Ralf Kirsten (Leipzig, 1930 – Berlin, 1998) studied German and Theatre at the Humboldt University in Berlin, leaving to study directing at the Prague Film School (FAMU) in 1952. After his return in 1957, Kirsten worked for the East German television station and became an assistant to Slatan Dudow one year later. The first film he directed, Steinzeitballade, premiered in 1960. Kirsten experimented and combined the flavor of the postwar period with elements of Brecht's alienation effects (Verfremdungeffekte). The result was an exceptional film document praised by the press. Kirsten's subsequent movies were also very successful. The ban put by East German officials on his film The Lost Angel, about the German expressionist sculptor Ernst Barlach, marred his otherwise smooth carrier.
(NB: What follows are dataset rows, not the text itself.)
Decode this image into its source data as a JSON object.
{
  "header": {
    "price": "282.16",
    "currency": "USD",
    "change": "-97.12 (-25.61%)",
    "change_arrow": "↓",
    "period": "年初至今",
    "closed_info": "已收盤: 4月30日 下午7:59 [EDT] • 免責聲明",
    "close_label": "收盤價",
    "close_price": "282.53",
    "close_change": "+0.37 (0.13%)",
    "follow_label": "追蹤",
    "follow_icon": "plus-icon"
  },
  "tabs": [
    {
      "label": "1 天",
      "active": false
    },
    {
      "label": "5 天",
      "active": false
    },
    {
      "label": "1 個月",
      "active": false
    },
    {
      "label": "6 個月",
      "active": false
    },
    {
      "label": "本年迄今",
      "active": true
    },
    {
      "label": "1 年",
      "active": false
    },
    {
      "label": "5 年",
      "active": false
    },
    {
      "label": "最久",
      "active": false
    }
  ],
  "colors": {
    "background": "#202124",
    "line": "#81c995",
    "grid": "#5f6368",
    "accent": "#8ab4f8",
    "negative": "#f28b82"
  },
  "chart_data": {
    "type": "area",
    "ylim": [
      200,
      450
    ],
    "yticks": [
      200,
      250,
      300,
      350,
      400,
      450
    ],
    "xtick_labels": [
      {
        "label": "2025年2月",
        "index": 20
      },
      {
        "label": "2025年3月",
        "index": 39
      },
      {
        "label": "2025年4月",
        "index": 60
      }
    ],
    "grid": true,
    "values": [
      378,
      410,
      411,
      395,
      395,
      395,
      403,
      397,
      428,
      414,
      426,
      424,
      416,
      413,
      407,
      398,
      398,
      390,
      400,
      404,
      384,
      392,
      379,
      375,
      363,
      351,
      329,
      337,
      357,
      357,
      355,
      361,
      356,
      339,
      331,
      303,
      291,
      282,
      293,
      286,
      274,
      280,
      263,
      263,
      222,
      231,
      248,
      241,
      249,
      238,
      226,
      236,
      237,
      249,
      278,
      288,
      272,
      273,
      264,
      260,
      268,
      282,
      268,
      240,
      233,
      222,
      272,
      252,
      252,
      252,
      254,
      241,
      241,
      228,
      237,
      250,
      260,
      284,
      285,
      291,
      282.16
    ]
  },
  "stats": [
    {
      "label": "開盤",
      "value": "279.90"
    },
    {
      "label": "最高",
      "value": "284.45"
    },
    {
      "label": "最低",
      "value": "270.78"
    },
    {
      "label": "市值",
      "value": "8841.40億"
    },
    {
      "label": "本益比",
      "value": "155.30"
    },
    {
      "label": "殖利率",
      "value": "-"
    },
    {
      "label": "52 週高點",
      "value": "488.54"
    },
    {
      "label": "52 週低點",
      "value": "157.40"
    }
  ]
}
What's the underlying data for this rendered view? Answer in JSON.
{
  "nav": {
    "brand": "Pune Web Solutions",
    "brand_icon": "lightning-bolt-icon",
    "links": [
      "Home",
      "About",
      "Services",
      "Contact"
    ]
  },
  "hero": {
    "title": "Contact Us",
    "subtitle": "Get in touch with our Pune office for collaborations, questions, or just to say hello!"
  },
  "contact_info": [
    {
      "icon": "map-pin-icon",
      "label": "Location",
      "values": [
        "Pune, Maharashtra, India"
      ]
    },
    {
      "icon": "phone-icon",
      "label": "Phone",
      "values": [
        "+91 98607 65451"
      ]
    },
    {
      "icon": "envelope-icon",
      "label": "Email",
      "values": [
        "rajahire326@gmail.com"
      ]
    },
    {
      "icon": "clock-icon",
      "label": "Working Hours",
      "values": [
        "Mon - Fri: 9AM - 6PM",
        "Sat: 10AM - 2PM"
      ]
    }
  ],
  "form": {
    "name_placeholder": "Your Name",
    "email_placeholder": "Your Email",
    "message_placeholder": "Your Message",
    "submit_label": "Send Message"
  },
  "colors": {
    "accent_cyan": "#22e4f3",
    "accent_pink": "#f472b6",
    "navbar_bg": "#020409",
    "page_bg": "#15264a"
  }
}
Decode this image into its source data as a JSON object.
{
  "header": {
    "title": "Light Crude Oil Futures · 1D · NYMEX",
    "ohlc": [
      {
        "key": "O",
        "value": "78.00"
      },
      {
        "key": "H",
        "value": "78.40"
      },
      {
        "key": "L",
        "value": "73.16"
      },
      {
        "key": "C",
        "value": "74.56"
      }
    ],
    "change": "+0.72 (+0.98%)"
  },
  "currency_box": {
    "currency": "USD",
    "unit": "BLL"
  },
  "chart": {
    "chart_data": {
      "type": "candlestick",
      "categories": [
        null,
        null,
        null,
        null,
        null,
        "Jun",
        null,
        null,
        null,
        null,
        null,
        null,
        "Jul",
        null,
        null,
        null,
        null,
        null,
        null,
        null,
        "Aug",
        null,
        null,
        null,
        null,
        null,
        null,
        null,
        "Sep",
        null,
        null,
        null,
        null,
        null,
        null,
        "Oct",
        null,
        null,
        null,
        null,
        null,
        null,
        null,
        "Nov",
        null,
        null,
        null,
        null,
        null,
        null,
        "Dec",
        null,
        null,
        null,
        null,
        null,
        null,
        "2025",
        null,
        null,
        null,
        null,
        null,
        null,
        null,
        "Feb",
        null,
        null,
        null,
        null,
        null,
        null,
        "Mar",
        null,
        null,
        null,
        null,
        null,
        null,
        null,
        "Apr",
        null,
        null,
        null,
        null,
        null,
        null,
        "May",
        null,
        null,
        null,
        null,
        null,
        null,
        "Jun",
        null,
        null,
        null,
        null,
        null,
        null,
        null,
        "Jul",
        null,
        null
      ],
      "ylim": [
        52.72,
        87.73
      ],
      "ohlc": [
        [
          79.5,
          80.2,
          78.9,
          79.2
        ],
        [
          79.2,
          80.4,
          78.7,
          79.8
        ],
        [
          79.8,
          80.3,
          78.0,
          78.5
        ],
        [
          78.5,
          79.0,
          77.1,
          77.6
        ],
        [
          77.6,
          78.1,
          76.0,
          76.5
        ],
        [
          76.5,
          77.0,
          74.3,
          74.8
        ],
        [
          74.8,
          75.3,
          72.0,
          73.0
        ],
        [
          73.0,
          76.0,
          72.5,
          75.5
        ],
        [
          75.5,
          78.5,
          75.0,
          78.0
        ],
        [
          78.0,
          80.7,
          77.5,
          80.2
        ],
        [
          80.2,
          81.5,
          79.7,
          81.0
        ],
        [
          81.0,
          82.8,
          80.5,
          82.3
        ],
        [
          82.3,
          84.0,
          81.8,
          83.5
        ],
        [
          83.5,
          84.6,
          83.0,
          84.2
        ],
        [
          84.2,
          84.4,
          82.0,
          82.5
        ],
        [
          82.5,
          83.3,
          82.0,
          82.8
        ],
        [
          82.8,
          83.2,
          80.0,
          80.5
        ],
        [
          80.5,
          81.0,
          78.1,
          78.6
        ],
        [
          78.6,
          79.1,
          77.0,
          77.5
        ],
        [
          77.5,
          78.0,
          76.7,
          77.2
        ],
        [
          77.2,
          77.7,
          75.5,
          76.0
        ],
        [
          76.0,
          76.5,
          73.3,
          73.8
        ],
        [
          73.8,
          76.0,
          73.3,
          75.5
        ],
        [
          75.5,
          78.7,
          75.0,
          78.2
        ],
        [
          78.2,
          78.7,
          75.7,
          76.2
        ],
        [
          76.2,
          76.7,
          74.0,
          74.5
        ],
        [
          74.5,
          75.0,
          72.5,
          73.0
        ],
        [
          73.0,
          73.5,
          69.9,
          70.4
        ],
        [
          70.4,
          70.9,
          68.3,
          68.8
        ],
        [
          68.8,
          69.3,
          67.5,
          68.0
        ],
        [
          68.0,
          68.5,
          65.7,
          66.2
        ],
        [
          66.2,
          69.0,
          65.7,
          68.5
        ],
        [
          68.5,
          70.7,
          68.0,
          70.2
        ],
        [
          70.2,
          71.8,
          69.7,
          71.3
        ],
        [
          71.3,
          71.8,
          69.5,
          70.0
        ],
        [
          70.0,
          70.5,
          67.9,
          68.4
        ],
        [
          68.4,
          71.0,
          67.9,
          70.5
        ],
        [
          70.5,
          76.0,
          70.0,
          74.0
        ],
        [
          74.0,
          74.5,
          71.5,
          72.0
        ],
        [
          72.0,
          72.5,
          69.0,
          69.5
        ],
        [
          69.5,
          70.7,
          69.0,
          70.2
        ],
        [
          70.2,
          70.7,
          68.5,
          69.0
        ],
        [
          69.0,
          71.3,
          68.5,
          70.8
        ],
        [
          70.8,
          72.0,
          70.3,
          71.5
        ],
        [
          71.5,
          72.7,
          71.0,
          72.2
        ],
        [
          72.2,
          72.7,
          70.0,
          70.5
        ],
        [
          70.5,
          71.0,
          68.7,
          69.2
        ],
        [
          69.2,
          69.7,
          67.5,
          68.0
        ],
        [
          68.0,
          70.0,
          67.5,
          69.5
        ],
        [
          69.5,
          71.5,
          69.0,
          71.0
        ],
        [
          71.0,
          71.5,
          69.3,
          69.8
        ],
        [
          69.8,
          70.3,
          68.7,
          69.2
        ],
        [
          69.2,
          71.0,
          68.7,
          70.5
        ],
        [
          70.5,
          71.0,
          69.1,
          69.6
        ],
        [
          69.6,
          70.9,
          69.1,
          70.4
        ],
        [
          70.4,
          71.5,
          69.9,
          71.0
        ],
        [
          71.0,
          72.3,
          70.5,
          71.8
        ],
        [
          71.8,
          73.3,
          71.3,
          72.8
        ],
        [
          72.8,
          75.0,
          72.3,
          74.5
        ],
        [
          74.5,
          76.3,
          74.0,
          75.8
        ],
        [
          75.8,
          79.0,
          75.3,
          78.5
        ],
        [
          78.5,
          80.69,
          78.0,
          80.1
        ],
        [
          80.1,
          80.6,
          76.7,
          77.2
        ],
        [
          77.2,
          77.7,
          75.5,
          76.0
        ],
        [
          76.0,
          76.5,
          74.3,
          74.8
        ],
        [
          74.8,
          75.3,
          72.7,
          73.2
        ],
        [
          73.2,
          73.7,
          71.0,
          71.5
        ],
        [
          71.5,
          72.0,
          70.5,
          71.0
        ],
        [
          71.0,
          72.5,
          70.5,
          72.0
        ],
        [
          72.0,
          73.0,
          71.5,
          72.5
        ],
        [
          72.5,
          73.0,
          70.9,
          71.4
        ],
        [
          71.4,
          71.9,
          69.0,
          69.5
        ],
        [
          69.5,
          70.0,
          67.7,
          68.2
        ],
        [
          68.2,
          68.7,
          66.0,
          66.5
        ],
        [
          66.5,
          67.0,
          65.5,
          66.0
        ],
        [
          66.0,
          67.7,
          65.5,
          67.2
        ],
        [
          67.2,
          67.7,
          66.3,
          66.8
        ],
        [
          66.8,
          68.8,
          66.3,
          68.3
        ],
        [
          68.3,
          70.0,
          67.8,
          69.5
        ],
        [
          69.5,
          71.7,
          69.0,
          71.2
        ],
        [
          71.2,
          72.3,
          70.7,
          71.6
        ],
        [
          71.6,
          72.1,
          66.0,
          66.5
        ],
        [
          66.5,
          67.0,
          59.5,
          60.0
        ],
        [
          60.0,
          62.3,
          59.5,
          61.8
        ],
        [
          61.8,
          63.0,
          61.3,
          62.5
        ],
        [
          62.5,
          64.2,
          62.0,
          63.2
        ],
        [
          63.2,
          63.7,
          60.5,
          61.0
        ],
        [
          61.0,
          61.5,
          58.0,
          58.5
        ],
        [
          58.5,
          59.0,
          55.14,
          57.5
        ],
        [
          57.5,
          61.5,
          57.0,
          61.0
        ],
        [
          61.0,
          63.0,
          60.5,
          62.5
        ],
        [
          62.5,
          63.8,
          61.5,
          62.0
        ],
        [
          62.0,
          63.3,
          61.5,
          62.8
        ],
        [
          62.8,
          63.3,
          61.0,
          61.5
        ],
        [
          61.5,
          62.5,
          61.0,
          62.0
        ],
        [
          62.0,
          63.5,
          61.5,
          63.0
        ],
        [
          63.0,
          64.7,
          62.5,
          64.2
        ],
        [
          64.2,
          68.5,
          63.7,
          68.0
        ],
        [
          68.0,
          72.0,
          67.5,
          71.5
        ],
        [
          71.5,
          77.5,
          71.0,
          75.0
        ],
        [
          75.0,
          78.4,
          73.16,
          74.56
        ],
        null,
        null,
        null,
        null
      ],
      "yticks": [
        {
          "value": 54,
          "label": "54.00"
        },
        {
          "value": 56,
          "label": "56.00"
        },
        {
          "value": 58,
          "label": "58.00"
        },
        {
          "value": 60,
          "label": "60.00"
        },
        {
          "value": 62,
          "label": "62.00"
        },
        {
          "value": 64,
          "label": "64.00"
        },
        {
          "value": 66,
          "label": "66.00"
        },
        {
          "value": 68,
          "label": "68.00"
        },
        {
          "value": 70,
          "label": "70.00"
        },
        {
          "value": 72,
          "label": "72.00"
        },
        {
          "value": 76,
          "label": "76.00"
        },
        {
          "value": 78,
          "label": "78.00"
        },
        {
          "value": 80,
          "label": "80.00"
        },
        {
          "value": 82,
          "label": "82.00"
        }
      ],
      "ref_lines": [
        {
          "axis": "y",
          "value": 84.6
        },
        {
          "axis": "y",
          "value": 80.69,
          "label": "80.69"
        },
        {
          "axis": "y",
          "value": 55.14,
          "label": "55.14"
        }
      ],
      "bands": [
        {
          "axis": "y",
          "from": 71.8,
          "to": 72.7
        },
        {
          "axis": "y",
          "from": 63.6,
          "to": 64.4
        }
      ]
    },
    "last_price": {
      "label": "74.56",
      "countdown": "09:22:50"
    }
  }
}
Kirsten made a few more films for the DEFA studio, worked for public television, and taught at the Film and Television Academy in Potsdam-Babelsberg.
Filmography
Stone Age Ballad (Steinzeitballade) 1960; On the Sunny Side (Auf der Sonnenseite) 1962; Description of a Summer (Beschreibung eines Sommers) 1963; Follow me, Rascals! (Mir nach, Canaillen!) 1964; The Lost Angel (Der verlorene Engel) 1966/1971; A Pyramid For Me (Eine Pyramide fuer mich) 1975; I'll Force You To Live (Ich zwing dich zu leben) 1978; Under the Pear Tree (Unterm Birnbaum) 1973; Where Others Keep Silent (Wo andere schweigen) 1984; Kaethe Kollwitz – Images of a Life (Kaethe Kollwitz – Bilder eines Lebens) 1986.